Cream Pie with Variations Recipe

  Pies

Ingredients:
1 baked 9-inch pastry shell

CREAM FILLING:
2 cups milk
3 egg yolks
1/4 tsp. salt
1 cup sugar
4 tbs. cornstarch
2 tbs. butter
1 tsp. vanilla

MERINGUE:
3 egg whites
1/4 tsp. cream of tartar
Sprinkle of salt
5 tbs. sugar

Directions:
FILLING: Combine milk, egg yolks, salt, sugar and cornstarch in a blender until smooth. Pour in a saucepan and cook over low heat until thick, Add buter and vanilla.

VARIATIONS: 1.) For choclate pie, add 5 tablespoons cocoa to ingredients before blended. Top with meringue or whipped cream. 2.) For coconut cream pie, add 1 cup shredded coconut after custard has cooked and sprinkle coconut over meringue topping. 3.) For lemon pie, use 1 1/3 cups sugar and 1 1/2 cups water in place of milk.
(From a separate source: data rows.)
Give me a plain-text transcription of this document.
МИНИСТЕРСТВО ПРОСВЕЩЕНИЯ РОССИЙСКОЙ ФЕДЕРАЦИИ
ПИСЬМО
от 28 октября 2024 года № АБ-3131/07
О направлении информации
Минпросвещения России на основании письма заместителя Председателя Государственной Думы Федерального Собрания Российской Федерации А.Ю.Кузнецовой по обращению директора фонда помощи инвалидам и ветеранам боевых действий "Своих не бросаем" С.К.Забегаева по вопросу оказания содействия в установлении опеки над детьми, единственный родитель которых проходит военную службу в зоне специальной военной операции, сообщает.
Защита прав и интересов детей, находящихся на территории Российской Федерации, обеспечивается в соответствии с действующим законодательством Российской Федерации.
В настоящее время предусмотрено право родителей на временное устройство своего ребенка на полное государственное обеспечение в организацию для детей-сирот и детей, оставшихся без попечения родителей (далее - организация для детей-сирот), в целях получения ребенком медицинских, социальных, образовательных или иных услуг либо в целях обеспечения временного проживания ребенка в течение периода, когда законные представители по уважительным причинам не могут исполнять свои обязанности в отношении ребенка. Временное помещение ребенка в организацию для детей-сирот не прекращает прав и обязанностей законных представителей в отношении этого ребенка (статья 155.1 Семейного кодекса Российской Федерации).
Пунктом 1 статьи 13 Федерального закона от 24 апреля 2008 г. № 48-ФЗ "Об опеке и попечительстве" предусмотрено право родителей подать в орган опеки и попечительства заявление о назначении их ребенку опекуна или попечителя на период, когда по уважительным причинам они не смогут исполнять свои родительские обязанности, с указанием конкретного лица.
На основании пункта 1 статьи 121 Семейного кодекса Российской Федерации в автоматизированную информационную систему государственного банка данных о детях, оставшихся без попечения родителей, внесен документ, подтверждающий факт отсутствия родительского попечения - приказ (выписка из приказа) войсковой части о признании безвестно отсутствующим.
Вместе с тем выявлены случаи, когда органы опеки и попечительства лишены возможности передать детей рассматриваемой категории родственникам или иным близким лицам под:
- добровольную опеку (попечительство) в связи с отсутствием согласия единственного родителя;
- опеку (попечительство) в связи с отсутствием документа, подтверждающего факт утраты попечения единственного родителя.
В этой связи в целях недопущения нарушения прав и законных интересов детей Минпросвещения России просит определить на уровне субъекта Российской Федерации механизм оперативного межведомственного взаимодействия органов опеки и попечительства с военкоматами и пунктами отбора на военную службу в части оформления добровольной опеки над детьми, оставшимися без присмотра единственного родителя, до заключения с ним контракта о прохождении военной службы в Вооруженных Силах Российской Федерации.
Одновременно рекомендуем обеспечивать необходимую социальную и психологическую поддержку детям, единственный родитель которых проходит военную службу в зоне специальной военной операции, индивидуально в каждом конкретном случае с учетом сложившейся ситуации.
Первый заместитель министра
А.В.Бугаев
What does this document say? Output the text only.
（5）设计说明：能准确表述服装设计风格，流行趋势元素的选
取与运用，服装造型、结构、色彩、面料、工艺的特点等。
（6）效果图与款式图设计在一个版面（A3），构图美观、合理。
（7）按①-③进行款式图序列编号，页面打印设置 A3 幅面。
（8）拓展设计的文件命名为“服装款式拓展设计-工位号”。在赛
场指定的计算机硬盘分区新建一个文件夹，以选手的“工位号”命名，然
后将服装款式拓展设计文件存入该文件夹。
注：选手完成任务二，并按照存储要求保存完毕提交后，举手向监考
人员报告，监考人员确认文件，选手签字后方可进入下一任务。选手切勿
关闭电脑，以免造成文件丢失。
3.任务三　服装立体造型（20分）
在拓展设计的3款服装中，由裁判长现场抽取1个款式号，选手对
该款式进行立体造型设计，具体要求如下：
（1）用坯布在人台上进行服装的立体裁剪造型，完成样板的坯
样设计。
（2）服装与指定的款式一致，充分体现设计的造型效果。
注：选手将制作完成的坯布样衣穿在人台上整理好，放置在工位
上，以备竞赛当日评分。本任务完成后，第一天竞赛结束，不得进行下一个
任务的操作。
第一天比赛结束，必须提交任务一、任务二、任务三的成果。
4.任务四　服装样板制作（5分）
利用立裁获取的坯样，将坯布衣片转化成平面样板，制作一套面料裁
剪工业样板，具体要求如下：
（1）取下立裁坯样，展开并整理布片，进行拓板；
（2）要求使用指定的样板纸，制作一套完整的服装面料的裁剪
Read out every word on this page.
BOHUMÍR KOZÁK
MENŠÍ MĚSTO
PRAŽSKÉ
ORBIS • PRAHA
After custard has cooked, add 1/4 cup lemon juice. Top with meringue. 4.) For banana cream pie, add 1 large banana to custard after it has cooked.

MERINGUE: Beat egg whites, cream of tartar and salt and sugar a tablespoon at a time. Put on pie and bake at 350 degrees for 15 or 20 minutes or until brown. Never smooth a meringue top as it is more attractive if it stands in peaks.